Обоих старших братьев сразу же взяли в армию. Мы остались вдвоем с сестрой без денег, без продуктов. Хорошо, что в Мордовии было много картошки, она нас спасала от голодной смерти.
Когда мне было 12 лет, как и тебе, 22 июня по радио передали, что фашисты напали на нашу страну. День был солнечный, жаркий. Все с ужасом слушали страшное сообщение, я тоже: два моих брата служили в это время в Красной армии.
 Через посёлок проходила железная дорога, по которой с первых дней войны шли со стороны фронта поезда с беженцами, раненными, а на запад двигались эшелоны с пополнением, с оружием и техникой Урала.

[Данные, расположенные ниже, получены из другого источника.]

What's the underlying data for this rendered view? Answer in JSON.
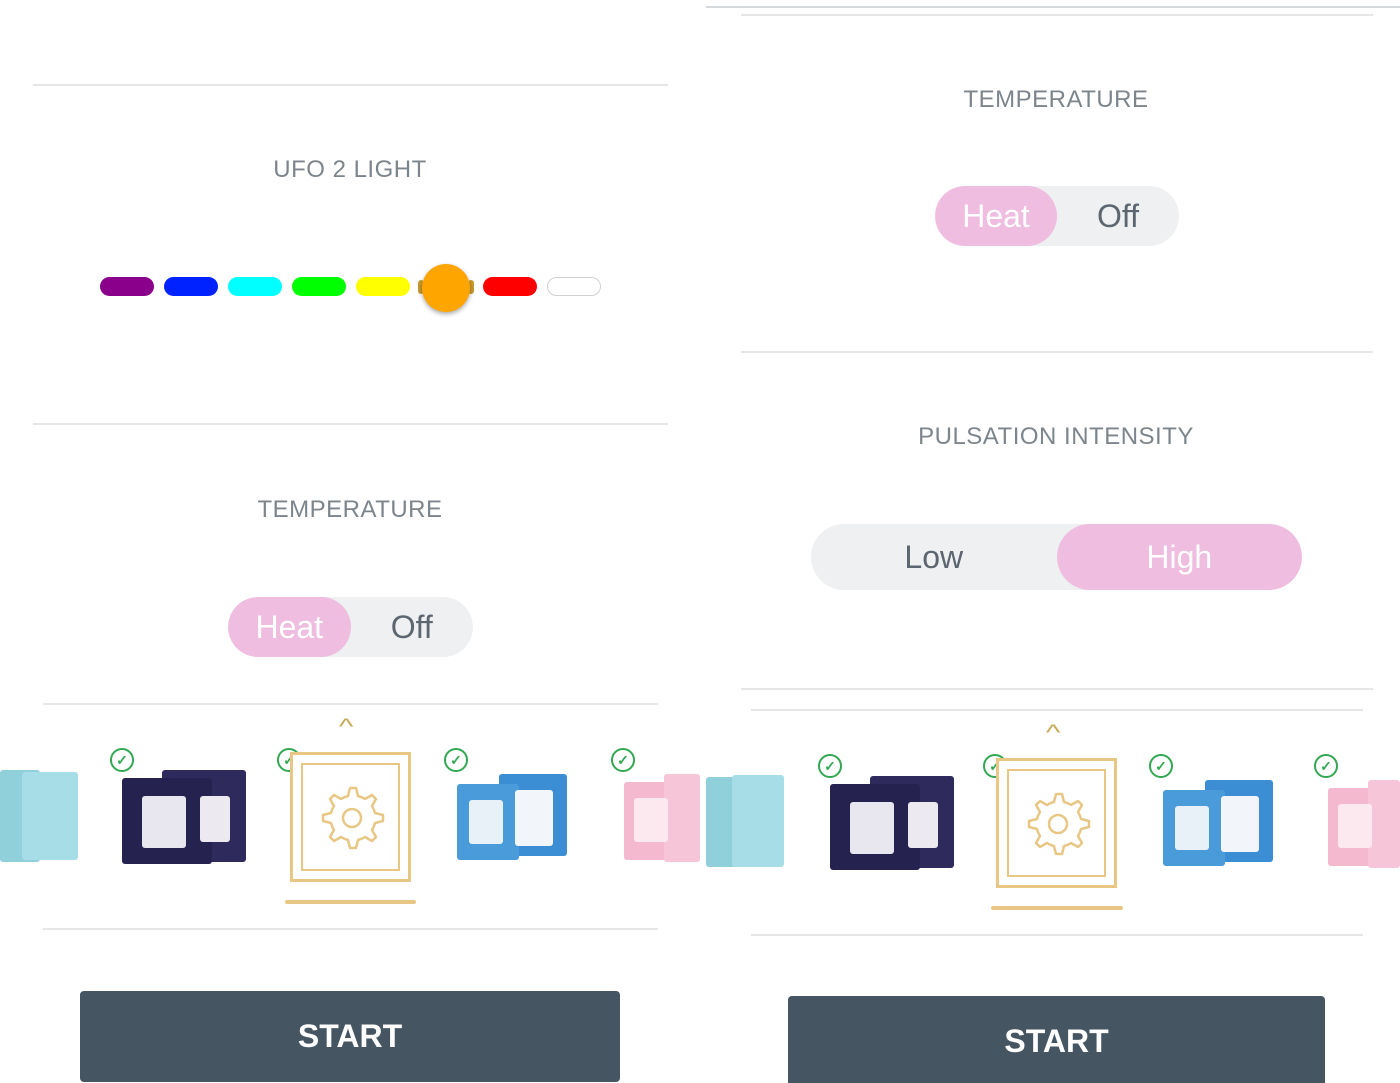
{
  "left": {
    "light": {
      "title": "UFO 2 LIGHT",
      "colors": [
        "#8b008b",
        "#0022ff",
        "#00ffff",
        "#00ff00",
        "#ffff00",
        "#ffa500",
        "#ff0000",
        "#ffffff"
      ],
      "selected_color": "#ffa500"
    },
    "temperature": {
      "title": "TEMPERATURE",
      "options": [
        "Heat",
        "Off"
      ],
      "selected": "Heat"
    },
    "start_label": "START"
  },
  "right": {
    "temperature": {
      "title": "TEMPERATURE",
      "options": [
        "Heat",
        "Off"
      ],
      "selected": "Heat"
    },
    "pulsation": {
      "title": "PULSATION INTENSITY",
      "options": [
        "Low",
        "High"
      ],
      "selected": "High"
    },
    "start_label": "START"
  },
  "icons": {
    "check": "check-circle-icon",
    "gear": "gear-icon",
    "chevron": "chevron-up-icon"
  },
  "colors": {
    "accent_pink": "#efbde0",
    "toggle_bg": "#eef0f2",
    "button": "#455562",
    "gold": "#e8c784",
    "check_green": "#32a852"
  }
}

Мы часто с подружками ходили на железнодорожную станцию, где на фронт женщины провожали первые эшелоны мужчин мужей, отцов, братьев.  Стон и горький плач стоял над посёлком, ведь у всех дома было по пять-шесть детей, кормильцев забрали на войну. Как растить детвору без отцов? Как привыкнуть к мысли о том, что близкие могут погибнуть в любую минуту?
Техники в колхозах не было, ни грузовиков, ни комбайнов. Хороших лошадей тоже забрали на фронт, в колхозе остались одни старые клячи.
Мальчишки лет 13-14 возили на них снопы, солому, воду. И мне приходилось в колхозе собирать в поле после уборки колоски, заготавливать дрова, помогать на току.
 Хлеб убирали косилками, косами, серпами, женщины вязали снопы. Их увозили на ток, а после всей уборки ближе к холодам молотили. Потом сдавали налог государству, откладывали зерно на семена, а то, что оставалось, делили на трудодни.
Зерна для выпечки хлеба для еды, конечно, всегда не хватало. В муку добавляли траву-лебеду, тертую картошку.
В двенадцать лет я всё умела и по хозяйству всё сама делала. Потом удалось, как сироте, получить хлебные карточки, на которые давали по 300 граммов хлеба – три куска в день. В магазины не ходила, даже не знаю, что там в войну и продавали. За годы войны ни разу не попробовали ни сахара, ни конфетки. 
Жить в войну было очень тяжело, ходили в школу голодные, (дома картошка одна, и то не досыта), плохо одетые. До самого снега бегали босиком, не было нарядов, обычного белья, спали на русской печи на овчине.
Но выжили.
Всего тяжелей было получать похоронки с фронта. У нас с сестрой в первые годы войны погиб под Серпуховом брат Сергей. Служил он в Белоруссии на границе пулеметчиком. Застава сразу заняла круговую оборону от фашистов, но бойцов после обстрела осталось мало, а фашистов много, на мотоциклах, с автоматами. Наши бойцы отстреливались из винтовок. Брата ранили в правую руку, перебили кость. Из санчасти его перевели в г. Воронеж в госпиталь, затем в г. Бузулук. В декабре 1941 года, когда кость срослась, его сразу отправили на фронт под Москву, где были сильные бои. Последнее письмо пришло из-под Москвы, из-под г. Серпухова, в январе 42 г. Брат писал, что завтра уходит в бой.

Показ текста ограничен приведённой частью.